Além de várias cartas a pedir a libertação dos ativistas, a AJPD também já visitou Cabinda e tem estado a acompanhar o processo. O apelo que tem feito é que a PGR liberte os defensores dos direitos humanos, "tendo em conta que não existe nenhuma prova contra estes e que até hoje não conseguiram provar a culpa deles."

Mensagem dirigida a ativistas

Lúcia Silveira deixa bem claro a perceção que a ONG tem em relação a este processo: "É uma mensagem que se está a mandar aos defensores dos direitos humanos que tentam trabalhar e expor situações de violação dos direitos humanos."

Para além de "não haver respostas concretas em relação à questão, a própria Procuradoria não se tem manifestado" em relação ao caso, apesar dos inúmeros pedidos da AJPD", sublinha.

O pastor Alexandre Lionga Casso, um dos ativistas que convocou para 14 de março a marcha contra a má governação e as violações dos direitos humanos em Cabinda, é extremamente crítico em relação ao Governo central angolano. Afirma que com o Governo do MPLA não se espera um desfecho rápido deste caso.
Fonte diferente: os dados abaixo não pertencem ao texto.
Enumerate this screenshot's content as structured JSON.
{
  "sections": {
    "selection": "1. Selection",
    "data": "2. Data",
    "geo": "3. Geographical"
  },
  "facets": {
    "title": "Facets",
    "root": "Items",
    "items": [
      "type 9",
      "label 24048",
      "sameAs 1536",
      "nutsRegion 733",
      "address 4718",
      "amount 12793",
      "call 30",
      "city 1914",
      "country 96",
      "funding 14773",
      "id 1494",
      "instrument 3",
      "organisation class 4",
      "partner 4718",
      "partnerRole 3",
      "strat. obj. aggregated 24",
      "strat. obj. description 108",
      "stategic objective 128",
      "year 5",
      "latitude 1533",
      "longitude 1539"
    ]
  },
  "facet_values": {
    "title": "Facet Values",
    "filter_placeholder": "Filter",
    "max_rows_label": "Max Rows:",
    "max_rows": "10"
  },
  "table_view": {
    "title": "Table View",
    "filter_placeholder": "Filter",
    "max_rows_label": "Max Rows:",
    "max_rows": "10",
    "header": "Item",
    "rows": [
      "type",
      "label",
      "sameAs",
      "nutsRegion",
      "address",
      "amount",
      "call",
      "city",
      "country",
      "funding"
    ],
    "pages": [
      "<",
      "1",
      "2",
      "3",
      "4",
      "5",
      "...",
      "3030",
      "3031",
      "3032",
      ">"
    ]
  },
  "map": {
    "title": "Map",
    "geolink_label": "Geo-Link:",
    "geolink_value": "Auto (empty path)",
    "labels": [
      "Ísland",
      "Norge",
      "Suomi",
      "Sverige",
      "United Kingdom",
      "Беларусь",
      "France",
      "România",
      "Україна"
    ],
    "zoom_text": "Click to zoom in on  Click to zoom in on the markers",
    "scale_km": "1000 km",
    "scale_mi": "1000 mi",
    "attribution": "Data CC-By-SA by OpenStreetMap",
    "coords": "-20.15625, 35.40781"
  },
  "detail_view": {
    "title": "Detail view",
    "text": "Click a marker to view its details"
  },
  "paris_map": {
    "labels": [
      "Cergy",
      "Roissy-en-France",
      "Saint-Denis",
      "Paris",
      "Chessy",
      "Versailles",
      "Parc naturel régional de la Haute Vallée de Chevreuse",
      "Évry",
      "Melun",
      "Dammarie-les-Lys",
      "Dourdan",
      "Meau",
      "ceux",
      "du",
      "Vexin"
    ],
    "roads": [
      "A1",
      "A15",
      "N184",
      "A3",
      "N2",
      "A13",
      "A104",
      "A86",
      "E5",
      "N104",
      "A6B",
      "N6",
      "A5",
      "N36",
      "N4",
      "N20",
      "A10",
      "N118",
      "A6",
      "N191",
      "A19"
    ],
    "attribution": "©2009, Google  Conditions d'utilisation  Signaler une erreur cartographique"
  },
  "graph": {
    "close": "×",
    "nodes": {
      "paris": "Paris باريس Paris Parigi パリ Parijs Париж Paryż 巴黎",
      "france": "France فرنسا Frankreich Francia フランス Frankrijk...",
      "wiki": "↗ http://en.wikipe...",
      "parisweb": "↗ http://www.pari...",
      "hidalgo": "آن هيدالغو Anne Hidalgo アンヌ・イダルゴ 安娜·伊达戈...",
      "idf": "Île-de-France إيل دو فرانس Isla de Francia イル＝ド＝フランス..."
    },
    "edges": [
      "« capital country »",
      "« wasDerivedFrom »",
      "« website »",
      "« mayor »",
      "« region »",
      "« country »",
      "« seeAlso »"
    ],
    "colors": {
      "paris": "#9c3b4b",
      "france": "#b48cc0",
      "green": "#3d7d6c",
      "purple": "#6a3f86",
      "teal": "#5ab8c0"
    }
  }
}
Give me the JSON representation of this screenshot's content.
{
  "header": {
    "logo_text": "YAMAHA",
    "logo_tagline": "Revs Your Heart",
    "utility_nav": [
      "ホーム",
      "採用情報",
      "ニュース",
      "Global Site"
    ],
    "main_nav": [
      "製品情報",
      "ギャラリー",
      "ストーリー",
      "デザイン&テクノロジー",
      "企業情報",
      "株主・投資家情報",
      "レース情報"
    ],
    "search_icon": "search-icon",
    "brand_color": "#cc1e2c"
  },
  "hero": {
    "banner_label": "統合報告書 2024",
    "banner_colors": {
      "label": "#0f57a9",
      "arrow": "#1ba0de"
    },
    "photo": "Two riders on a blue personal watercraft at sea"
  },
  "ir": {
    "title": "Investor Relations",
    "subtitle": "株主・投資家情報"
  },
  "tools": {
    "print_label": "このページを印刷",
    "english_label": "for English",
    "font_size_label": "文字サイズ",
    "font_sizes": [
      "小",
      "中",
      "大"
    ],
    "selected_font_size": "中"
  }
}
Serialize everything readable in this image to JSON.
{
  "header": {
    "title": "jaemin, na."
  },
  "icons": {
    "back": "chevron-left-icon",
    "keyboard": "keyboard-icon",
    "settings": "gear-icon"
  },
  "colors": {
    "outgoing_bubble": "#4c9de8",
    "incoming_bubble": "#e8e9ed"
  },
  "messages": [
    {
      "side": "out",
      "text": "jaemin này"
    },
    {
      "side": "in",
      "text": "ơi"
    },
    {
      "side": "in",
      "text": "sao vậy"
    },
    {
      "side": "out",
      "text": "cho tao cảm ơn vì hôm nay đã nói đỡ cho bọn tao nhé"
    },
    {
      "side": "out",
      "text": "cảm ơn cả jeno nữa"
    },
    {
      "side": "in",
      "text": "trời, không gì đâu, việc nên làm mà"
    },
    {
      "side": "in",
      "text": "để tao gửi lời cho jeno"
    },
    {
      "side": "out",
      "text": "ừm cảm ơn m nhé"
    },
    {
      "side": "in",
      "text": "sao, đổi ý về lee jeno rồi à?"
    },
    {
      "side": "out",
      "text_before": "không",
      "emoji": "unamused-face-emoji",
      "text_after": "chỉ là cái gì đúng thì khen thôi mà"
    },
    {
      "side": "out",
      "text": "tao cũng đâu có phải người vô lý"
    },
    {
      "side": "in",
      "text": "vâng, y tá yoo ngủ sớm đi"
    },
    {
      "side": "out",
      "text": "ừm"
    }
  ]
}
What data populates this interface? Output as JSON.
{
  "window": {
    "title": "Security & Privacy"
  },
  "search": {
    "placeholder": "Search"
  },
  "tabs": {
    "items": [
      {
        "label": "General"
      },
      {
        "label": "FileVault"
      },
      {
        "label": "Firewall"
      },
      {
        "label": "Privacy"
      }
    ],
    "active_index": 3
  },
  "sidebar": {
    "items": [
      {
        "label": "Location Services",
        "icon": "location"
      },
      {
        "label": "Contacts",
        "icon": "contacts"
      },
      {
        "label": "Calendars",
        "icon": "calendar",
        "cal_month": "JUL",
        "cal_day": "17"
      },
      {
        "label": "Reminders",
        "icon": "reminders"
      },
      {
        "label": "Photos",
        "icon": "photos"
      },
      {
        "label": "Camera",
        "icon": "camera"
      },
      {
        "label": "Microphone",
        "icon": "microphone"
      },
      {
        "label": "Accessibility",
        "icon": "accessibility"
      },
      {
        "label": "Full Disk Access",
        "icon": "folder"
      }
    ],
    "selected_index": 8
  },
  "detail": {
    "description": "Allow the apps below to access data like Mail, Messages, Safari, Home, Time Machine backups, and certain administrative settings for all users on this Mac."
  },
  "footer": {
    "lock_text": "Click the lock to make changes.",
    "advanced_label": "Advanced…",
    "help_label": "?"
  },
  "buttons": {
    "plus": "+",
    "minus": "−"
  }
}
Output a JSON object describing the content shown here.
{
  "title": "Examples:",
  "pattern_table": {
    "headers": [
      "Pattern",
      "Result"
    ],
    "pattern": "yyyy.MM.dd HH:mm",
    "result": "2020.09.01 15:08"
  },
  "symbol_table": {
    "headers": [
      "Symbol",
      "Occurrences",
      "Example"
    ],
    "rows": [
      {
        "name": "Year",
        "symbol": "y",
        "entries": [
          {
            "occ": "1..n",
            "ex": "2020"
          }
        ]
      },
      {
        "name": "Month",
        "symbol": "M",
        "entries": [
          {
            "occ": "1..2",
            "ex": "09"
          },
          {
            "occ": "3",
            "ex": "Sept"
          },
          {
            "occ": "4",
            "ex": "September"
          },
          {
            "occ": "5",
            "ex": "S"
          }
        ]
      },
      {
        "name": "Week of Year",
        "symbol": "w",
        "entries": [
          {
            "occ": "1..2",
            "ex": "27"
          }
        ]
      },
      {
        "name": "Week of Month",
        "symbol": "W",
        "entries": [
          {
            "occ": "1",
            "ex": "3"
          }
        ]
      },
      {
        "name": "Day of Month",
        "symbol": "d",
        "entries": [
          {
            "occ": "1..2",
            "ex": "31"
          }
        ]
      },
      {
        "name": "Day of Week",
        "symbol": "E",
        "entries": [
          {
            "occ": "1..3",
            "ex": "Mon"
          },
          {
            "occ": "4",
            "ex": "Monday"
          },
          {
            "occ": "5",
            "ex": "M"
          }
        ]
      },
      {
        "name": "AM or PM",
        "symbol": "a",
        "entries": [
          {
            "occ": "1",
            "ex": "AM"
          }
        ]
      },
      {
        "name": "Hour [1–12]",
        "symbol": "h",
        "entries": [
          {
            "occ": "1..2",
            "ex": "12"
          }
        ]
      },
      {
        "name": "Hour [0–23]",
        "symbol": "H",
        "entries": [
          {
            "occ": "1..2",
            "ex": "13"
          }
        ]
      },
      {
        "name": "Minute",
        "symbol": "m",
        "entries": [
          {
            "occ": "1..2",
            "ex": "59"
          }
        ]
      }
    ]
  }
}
"São pessoas que fazem coisas de propósito para castigar as pessoas moralmente e ver se as pessoas podem desistir", afirma. "Agora estão a procurar um motivo para a sua libertação. Por enquanto, estão ainda indecisos. Mas querem, sobretudo, desmoralizar as pessoas que estão lá detidas."

Angola Polizeipatrouille in Cabinda
Patrulha policial em Cabinda (2009)Foto: picture-alliance/abaca

"Governo nunca respeitou as leis"

Alexandre Lionga Casso tece ainda duras críticas à atuação das autoridades angolanas. "O Governo angolano nunca respeitou as leis. É como se estivéssemos numa selva", critica.

Também o historiador e professor cabinda Bernardo Puati Tina está a acompanhar atentamente o desenrolar do processo. O ativista dos direitos humanos sublinha que não é oportuno anunciar as próximas ações que estão a ser planeadas em Cabinda, por uma questão de estratégia e segurança.

Bernardo Puati lança um apelo às organizações de defesa dos direitos humanos e aos meios de comunicação internacionais para que ajudem Cabinda a sair desta "preocupante situação" em que se encontra. "Para que a pressão externa seja cada vez mais relevante e se reflita de forma direta nas políticas ditatoriais do Governo angolano", conclui.